Thursday, August 2, 2007

The Bottled Water Lie: As Soft Drink Giant Admits Product is Tap Water, New Scrutiny Falls on the Economic and Environmental Costs of a Billion Dollar

http://www.democracynow.org/article.pl?sid=07/08/01/1435240

First off, if anyone would like to hear or read news that is independently ran (IE not one of the 8 privately owned corporations that control our media) than I suggest www.democracynow.org.

I have been following the implications of the privatization of water for a while now, and this article has a lot to offer as far as how privatization of water affects the world. Due to the recent scandal regarding Aquafina (pepsi owned) and Dasani's (coke owned)admission to using tap water for bottled water a lens of scrutiny has been placed on the bottled water industry questioning the true intensions of these corporations. Millions of dollars are spent on advertising for the health and safety of bottled water. I know personally that I have felt more secure in drinking bottled water over tap water, that it somehow tastes better, this is just a lie and proof that everyone is contaminated by advertising. In the environmental realm the increasing security people feel from drinking bottled water has led to such waste,

"Each day an estimated 60 million plastic water bottles are thrown away. Most are not recycled. The Pacific Institute has estimated 20 million barrels of oil are used each year to make the plastic for water bottles."

What I really want to talk about is what the implications of these corporations have abroad. India has seen the impacts of the bottled water industry as the rivers dramatically decrease. Already we see water shortages in places like India, but hardly do we point a finger at companies such as Pepsi and Coke who are honing in on our blindness. Farmers are not able to irrigate their land, because there is such a shortage of water. Not only are they taking the water from India they are then dumping toxic pollutants back into the rivers.

July 2nd there was a rally in El Salvador against the president’s agreement to decentralize water (the first step of privatization) 14 people were arrested and are being charged with terrorism. They were arrested on their way to a peaceful rally. Interestingly enough the World Bank was the one who gave El Salvador a loan to decentralize the water.

Would you really feel safer if corporations owned our water rather than the public?

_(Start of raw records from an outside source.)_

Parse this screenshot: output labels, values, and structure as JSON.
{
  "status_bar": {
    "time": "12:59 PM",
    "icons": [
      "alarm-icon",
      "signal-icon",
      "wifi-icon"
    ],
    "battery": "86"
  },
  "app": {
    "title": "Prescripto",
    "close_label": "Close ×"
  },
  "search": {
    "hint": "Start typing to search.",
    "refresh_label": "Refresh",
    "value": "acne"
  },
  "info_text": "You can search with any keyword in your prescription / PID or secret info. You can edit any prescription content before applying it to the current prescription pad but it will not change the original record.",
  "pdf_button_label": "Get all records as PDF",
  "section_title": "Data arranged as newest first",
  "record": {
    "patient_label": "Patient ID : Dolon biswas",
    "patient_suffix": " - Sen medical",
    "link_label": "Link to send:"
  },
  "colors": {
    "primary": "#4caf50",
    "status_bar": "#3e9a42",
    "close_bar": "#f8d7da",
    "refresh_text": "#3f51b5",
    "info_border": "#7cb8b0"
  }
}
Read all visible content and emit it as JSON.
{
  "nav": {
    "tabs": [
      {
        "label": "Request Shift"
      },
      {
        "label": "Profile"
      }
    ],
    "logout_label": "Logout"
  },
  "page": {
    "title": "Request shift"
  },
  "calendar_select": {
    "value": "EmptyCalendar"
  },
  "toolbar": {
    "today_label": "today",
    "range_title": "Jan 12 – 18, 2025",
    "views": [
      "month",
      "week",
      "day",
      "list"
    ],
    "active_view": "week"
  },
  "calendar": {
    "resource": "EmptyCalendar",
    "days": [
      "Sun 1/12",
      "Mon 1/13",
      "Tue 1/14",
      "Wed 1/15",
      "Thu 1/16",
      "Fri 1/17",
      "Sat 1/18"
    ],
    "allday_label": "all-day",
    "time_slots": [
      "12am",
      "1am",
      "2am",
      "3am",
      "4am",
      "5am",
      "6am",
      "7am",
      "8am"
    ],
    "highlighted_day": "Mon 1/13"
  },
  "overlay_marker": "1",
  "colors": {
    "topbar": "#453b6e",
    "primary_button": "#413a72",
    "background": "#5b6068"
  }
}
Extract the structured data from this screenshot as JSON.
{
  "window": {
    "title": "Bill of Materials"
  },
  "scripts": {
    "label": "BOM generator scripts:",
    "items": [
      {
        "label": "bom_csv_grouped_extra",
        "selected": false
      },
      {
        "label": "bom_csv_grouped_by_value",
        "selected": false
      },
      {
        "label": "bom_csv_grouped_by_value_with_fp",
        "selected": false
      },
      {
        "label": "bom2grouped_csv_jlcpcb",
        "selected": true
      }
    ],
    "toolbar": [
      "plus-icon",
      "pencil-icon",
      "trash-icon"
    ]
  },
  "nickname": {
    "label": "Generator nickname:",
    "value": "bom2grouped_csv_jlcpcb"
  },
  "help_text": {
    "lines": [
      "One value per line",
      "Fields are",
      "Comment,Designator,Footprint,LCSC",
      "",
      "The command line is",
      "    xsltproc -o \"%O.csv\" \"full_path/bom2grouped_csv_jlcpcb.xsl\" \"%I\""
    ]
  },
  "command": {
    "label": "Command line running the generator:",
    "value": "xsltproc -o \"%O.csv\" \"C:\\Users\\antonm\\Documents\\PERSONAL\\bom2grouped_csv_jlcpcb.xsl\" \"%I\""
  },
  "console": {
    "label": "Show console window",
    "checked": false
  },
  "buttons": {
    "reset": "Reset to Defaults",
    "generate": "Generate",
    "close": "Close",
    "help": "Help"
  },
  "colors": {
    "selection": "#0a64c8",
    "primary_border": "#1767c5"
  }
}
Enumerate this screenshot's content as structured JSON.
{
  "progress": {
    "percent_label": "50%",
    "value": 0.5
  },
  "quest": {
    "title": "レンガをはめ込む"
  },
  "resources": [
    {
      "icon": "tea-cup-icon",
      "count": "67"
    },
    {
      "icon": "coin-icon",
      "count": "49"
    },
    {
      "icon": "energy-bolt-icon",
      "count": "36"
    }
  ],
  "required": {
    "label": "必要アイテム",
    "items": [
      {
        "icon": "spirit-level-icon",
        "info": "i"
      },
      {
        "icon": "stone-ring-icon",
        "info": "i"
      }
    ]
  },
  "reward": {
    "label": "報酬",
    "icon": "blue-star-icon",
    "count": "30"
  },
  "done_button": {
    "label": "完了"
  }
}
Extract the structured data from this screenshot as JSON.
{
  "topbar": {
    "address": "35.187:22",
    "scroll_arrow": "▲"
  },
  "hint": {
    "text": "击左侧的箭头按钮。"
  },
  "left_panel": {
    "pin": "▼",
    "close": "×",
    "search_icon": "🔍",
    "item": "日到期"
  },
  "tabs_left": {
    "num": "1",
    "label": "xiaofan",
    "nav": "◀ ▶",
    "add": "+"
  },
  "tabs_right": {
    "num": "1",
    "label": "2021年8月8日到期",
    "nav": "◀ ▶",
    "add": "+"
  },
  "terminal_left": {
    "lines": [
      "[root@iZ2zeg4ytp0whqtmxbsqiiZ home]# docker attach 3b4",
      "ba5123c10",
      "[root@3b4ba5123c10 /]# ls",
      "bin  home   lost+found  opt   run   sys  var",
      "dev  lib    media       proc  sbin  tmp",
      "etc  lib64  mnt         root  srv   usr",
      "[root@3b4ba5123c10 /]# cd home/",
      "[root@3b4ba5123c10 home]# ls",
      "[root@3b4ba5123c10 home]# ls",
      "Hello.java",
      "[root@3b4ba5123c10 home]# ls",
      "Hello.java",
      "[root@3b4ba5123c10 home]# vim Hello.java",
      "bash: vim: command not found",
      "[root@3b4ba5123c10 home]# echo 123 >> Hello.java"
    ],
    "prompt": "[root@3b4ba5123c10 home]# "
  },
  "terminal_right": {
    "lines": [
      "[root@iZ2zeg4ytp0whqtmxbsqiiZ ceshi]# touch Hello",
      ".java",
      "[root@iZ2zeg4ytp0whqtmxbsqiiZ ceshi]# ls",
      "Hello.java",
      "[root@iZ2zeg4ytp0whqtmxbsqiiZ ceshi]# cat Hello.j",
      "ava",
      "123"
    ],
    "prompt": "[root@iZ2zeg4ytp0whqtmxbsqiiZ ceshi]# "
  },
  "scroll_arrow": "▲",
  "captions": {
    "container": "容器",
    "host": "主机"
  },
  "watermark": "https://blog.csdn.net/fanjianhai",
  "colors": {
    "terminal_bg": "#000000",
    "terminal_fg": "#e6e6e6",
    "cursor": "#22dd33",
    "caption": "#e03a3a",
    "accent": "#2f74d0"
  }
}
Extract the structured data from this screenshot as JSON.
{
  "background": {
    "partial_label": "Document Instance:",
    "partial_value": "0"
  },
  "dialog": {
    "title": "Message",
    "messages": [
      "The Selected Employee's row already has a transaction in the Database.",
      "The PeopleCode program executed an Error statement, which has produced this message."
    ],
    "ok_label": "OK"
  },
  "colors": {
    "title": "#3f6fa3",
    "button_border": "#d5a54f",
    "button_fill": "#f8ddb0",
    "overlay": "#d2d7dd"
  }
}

Many people would argue that we would have safer water if it was controlled by corporations, but the fundamental rule about being a capitalist is all about profit gain, how could we trust corporations to care about the well-being of the recipients.
Is it right that a basic need such as water be owned by a company that profits from our fear as consumers?

2 comments:

Nanifay said...
This comment has been removed by the author.
Nanifay said...

I think that basic human necesseties should not be privatized, not completely. I can understand wanting to have safer drinking water (but it should come from a spring not the same place where we get our tap water, or that defeats the whole purpose). However, I think that water should be provided at a low/reasonable/controlled price to the people (like tap water is in the US) in addition to whatever corporations want to bottle a "safer" version and charge more money for. We should all have the choice to have the inexpensive non-corporate water OR the more expensive corporate water.